Making peace with the reasons why we want to unlearn something or why something no longer serves us is also important, because it allows us to avoid the guilt and shame of wanting to do things differently.
What do you see the long-term effects of the pandemic being, mental health wise? How can we combat it?
People are and will face greater stress, anxiety, and depression, although it’s important to remember each of these manifest very differently depending on the person.
Isolation, fear, and uncertainty will trigger fight-flight-freeze responses in us that are hard to manage. An important way to combat this is to recognize that it is an automatic and primitive response and its intention is to keep us safe and alive. Using mindfulness techniques can be very effective in calming our nervous systems.
I also hope service providers can combat this by providing far more culturally relevant and accessible resources to those who need it most.
What are some signs that someone is struggling with anxiety, and how do you advise them to cope?
There are different types of anxiety disorders and again, individual symptoms vary. Often anxiety and stress are confused. But generalized anxiety disorder is diagnosed when at least three of the following symptoms exist most days over six months: muscle tension, insomnia, fatigue, restlessness, irritability, headaches, sweating, and negative thoughts and worries that are hard to control. We can manage anxiety with mindfulness, yoga, meditation, exercise, and therapy approaches like cognitive behavioral therapy.
Many women I’ve spoken to have not been feeling like themselves lately. What do you recommend those who do feel this way to do or keep in mind when moving forward and trying to reignite a flame or not lose themselves?
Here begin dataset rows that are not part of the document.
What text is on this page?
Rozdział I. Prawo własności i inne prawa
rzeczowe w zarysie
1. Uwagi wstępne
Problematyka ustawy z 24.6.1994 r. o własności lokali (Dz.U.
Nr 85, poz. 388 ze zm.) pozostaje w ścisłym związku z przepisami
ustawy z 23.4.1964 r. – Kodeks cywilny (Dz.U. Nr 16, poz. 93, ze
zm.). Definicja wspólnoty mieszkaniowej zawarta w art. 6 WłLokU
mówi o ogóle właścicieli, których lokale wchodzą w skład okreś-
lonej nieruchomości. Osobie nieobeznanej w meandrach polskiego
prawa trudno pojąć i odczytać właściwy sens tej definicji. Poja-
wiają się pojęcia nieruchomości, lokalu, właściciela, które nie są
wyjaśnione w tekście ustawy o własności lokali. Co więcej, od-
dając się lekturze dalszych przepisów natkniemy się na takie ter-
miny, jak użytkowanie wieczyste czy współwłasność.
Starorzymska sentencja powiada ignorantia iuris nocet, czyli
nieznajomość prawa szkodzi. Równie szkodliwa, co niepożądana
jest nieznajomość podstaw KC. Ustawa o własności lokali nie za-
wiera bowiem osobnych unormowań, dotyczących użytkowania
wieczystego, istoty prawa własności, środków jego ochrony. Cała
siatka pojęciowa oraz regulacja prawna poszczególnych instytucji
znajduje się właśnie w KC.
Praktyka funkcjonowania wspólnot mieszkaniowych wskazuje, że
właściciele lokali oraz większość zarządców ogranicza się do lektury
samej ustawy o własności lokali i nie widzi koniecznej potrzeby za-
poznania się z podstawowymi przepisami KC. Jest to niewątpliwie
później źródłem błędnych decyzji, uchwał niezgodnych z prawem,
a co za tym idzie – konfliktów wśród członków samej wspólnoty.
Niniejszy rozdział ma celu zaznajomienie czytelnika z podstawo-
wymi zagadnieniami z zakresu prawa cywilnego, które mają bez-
We’re all experiencing a lot of loss at the moment in our sense of normality, but also the things that we built our identity around. Processing this loss is a prerequisite to finding new meaning in ourselves. Bringing conscious awareness to ourselves and what we’re feeling specifically helps us better understand which of our needs are not being met. It sounds simple, but often we don’t know how to ask for what we need. Move forward by investing in building a loving, caring, and compassionate relationship with yourself. Find ways you can create moments.
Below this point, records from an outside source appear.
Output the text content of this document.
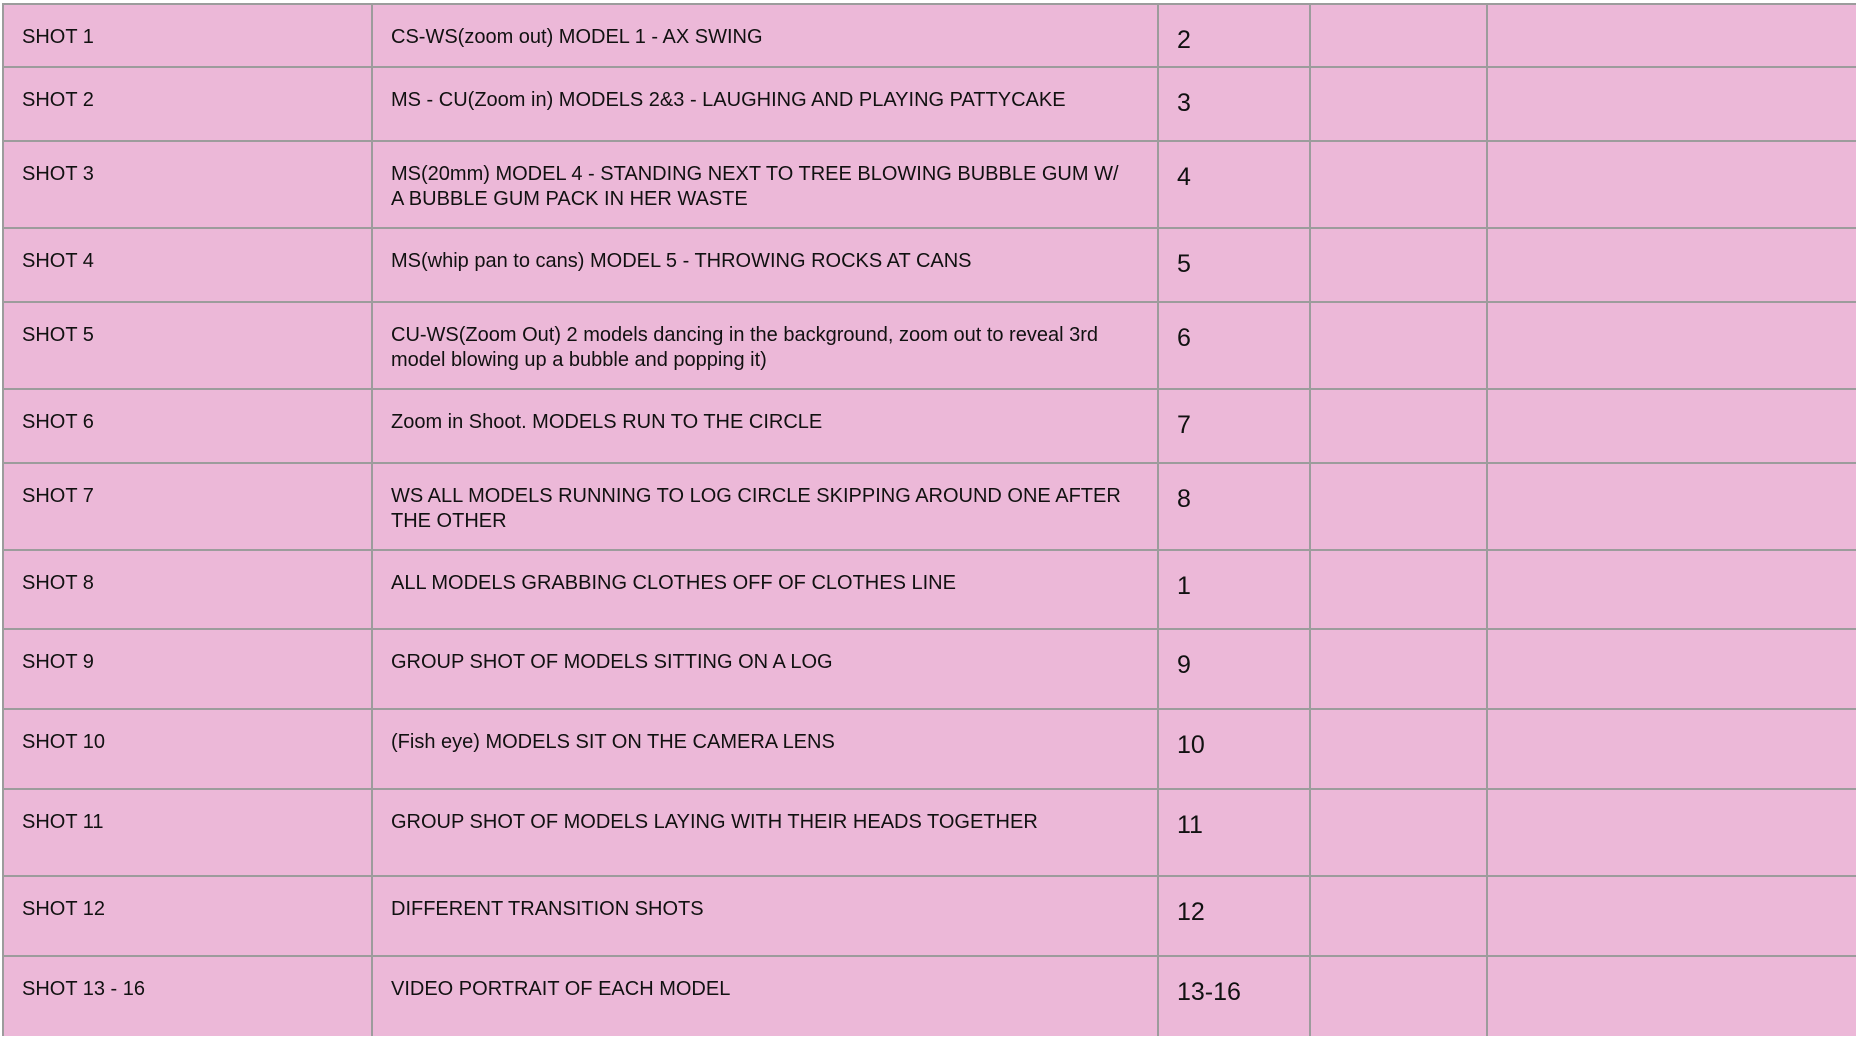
SHOT 1	CS-WS(zoom out) MODEL 1 - AX SWING	2		
SHOT 2	MS - CU(Zoom in) MODELS 2&3 - LAUGHING AND PLAYING PATTYCAKE	3		
SHOT 3	MS(20mm) MODEL 4 - STANDING NEXT TO TREE BLOWING BUBBLE GUM W/ A BUBBLE GUM PACK IN HER WASTE	4		
SHOT 4	MS(whip pan to cans) MODEL 5 - THROWING ROCKS AT CANS	5		
SHOT 5	CU-WS(Zoom Out) 2 models dancing in the background, zoom out to reveal 3rd model blowing up a bubble and popping it)	6		
SHOT 6	Zoom in Shoot. MODELS RUN TO THE CIRCLE	7		
SHOT 7	WS ALL MODELS RUNNING TO LOG CIRCLE SKIPPING AROUND ONE AFTER THE OTHER	8		
SHOT 8	ALL MODELS GRABBING CLOTHES OFF OF CLOTHES LINE	1		
SHOT 9	GROUP SHOT OF MODELS SITTING ON A LOG	9		
SHOT 10	(Fish eye) MODELS SIT ON THE CAMERA LENS	10		
SHOT 11	GROUP SHOT OF MODELS LAYING WITH THEIR HEADS TOGETHER	11		
SHOT 12	DIFFERENT TRANSITION SHOTS	12		
SHOT 13 - 16	VIDEO PORTRAIT OF EACH MODEL	13-16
What do you recommend to remain vulnerable during such uncertain times?
Vulnerability is often seen as a weakness or something to be avoided even in times of certainty so it is extremely challenging to ask people to go towards it at a time like this. We have to start by exploring our relationship with vulnerability as it allows us to face our fears, seeing them as an inevitable part of life. Vulnerability is there to make us stronger and build our resilience–something we all need right now. Staying vulnerable allows us to connect with others, not just ourselves, and creates space for true empathy, again, something we all need right now.
How do you advise someone to practice self-compassion?
How would you show compassion to a friend in need? If you are compassionate with others, find ways to turn that compassion inwards. Most people are surprised when they recognise the difference in how they talk to and about themselves compared to how they speak to their friends. Actively saying kind and reassuring things to yourself is a great way to start.